Il Consiglio dell’Unione europea e il Parlamento europeo hanno raggiunto un accordo politico su una profonda revisione del quadro doganale unionale, qualificata come la più significativa dalla creazione dell’unione doganale nel 1968.

L’intervento normativo si inserisce in un contesto caratterizzato dall’esponenziale crescita dei flussi commerciali – in particolare dell’e-commerce – dall’incremento delle normative da presidiare alle frontiere e dalle mutate condizioni geopolitiche.

La riforma si fonda su tre pilastri principali:

  1. digitalizzazione
  2. rafforzamento dei controlli
  3. semplificazione per gli operatori economici.

In primo luogo, viene istituito un centro doganale digitale unico dell’UE, piattaforma centralizzata destinata a raccogliere e analizzare i dati relativi alle operazioni di import-export. Tale sistema consentirà agli operatori di trasmettere le informazioni una sola volta, superando l’attuale frammentazione tra le autorità nazionali, e permetterà alle amministrazioni di accedere a dati condivisi in tempo reale, migliorando l’efficacia dell’analisi dei rischi.

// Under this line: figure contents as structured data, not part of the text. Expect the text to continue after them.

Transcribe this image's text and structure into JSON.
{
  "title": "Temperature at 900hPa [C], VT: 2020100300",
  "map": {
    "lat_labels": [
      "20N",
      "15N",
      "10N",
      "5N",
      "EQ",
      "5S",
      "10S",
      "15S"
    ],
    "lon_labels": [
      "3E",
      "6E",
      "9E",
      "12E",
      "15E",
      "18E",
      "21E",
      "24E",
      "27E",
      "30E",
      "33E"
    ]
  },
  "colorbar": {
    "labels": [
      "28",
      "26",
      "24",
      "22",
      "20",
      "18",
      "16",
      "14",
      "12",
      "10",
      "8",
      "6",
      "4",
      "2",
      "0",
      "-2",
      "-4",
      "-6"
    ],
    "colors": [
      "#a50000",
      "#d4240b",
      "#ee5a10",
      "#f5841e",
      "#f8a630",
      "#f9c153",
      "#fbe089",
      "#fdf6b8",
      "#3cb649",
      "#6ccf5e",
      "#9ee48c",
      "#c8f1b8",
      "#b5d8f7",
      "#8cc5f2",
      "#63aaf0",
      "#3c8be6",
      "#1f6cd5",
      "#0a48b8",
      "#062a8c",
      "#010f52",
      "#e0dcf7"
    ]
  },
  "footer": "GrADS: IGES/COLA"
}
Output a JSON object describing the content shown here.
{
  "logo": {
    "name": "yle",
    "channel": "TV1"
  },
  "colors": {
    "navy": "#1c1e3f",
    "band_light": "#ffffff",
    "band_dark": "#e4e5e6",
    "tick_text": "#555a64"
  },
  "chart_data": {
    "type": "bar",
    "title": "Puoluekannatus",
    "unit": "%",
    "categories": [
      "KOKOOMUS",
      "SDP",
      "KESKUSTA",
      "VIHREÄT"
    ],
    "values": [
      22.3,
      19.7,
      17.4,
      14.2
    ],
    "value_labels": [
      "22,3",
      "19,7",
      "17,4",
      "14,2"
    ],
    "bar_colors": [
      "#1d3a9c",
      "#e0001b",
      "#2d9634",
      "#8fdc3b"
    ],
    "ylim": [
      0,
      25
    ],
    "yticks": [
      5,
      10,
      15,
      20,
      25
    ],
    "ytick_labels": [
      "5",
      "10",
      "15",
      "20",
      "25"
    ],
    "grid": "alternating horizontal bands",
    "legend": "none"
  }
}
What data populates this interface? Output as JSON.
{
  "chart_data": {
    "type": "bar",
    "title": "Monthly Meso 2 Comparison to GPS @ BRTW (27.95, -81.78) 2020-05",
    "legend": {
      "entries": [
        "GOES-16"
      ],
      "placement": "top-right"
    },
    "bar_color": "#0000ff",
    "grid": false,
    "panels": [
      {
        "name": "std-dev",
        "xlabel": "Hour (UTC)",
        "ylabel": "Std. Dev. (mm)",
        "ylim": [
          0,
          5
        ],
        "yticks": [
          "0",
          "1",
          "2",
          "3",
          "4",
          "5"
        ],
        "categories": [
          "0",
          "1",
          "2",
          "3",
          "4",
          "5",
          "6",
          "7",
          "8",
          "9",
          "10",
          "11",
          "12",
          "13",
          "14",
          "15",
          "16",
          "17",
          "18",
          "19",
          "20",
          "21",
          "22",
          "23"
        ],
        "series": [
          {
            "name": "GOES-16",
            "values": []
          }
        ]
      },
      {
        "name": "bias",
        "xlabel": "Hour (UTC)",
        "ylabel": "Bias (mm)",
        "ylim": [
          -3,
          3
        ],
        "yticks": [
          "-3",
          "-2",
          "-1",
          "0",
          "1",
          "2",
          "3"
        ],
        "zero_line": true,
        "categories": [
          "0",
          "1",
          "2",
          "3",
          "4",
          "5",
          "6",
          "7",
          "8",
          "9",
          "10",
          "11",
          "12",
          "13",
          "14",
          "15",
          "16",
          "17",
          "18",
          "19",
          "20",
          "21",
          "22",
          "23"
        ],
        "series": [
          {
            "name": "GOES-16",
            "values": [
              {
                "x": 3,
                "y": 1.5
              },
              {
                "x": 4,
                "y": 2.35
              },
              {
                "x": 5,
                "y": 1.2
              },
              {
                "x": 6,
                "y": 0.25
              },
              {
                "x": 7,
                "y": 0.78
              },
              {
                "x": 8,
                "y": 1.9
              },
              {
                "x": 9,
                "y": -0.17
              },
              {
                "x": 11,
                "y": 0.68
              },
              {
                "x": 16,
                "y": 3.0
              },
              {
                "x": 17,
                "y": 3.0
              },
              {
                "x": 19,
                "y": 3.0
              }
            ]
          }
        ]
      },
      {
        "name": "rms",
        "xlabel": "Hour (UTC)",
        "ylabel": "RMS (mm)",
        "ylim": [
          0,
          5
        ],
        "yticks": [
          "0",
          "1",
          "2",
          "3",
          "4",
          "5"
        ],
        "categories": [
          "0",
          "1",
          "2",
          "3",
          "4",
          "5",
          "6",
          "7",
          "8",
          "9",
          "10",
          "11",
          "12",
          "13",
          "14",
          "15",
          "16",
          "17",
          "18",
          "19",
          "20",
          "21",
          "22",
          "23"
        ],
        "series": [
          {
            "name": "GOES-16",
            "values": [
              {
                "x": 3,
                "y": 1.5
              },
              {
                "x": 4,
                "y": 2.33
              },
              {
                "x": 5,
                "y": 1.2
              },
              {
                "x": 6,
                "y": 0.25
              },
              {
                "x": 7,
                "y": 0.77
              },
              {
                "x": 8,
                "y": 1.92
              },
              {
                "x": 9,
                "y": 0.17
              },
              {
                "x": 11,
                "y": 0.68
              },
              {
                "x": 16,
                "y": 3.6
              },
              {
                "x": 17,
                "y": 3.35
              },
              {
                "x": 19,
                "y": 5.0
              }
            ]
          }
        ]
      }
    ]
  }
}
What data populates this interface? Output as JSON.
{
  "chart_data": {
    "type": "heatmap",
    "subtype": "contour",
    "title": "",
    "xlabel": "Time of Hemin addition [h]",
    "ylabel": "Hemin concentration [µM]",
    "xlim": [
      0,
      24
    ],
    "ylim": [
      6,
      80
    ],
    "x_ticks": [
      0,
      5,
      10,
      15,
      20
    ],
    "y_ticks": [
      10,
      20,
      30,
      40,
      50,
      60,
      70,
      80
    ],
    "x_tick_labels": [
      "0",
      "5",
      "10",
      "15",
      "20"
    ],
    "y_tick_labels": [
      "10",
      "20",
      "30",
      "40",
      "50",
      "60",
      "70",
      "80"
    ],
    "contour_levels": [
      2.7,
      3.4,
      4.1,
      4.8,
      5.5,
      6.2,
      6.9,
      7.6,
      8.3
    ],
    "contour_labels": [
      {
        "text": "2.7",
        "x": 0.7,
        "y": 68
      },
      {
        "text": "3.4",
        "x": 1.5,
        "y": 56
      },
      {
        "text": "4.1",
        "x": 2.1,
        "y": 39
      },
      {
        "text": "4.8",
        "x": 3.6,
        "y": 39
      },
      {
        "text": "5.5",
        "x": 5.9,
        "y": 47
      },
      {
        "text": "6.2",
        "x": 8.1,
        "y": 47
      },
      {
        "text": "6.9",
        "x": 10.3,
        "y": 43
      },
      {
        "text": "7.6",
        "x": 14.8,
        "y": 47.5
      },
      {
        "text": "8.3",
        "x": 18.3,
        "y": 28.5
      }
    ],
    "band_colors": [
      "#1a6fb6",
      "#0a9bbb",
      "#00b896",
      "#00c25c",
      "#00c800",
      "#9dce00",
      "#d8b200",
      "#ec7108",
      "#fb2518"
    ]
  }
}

In secondo luogo, la riforma prevede l’istituzione di una nuova Autorità doganale dell’UE, con sede a Lille, incaricata di coordinare la governance dell’unione doganale, supportare le autorità nazionali nella gestione dei rischi e contribuire all’individuazione delle merci ad alto rischio. L’Autorità avrà inoltre un ruolo centrale nella gestione delle crisi a livello unionale nel settore doganale.

Un ulteriore elemento di rilievo riguarda l’introduzione di un regime rafforzato per gli operatori affidabili (“Trust and Check”), ai quali saranno riconosciute procedure semplificate e una riduzione degli oneri amministrativi, fino alla possibilità di immettere le merci nel mercato unionale senza interventi doganali attivi, in presenza di requisiti stringenti di compliance.

Particolare attenzione è riservata al fenomeno delle piccole spedizioni derivanti dal commercio elettronico: viene infatti prevista una nuova tassa di gestione a livello UE e chiarita la responsabilità degli operatori e delle piattaforme, qualificati come importatori ai fini degli adempimenti doganali. È inoltre introdotto un sistema sanzionatorio per le violazioni sistematiche.

Nel complesso, la riforma mira a coniugare esigenze di facilitazione degli scambi con un rafforzamento della sicurezza economica e della tutela dei consumatori, assicurando maggiore certezza del diritto e un più efficiente sistema di riscossione dei dazi. L’entrata in vigore è prevista dodici mesi dopo la pubblicazione ufficiale, con un’implementazione graduale del sistema digitale fino al 2034.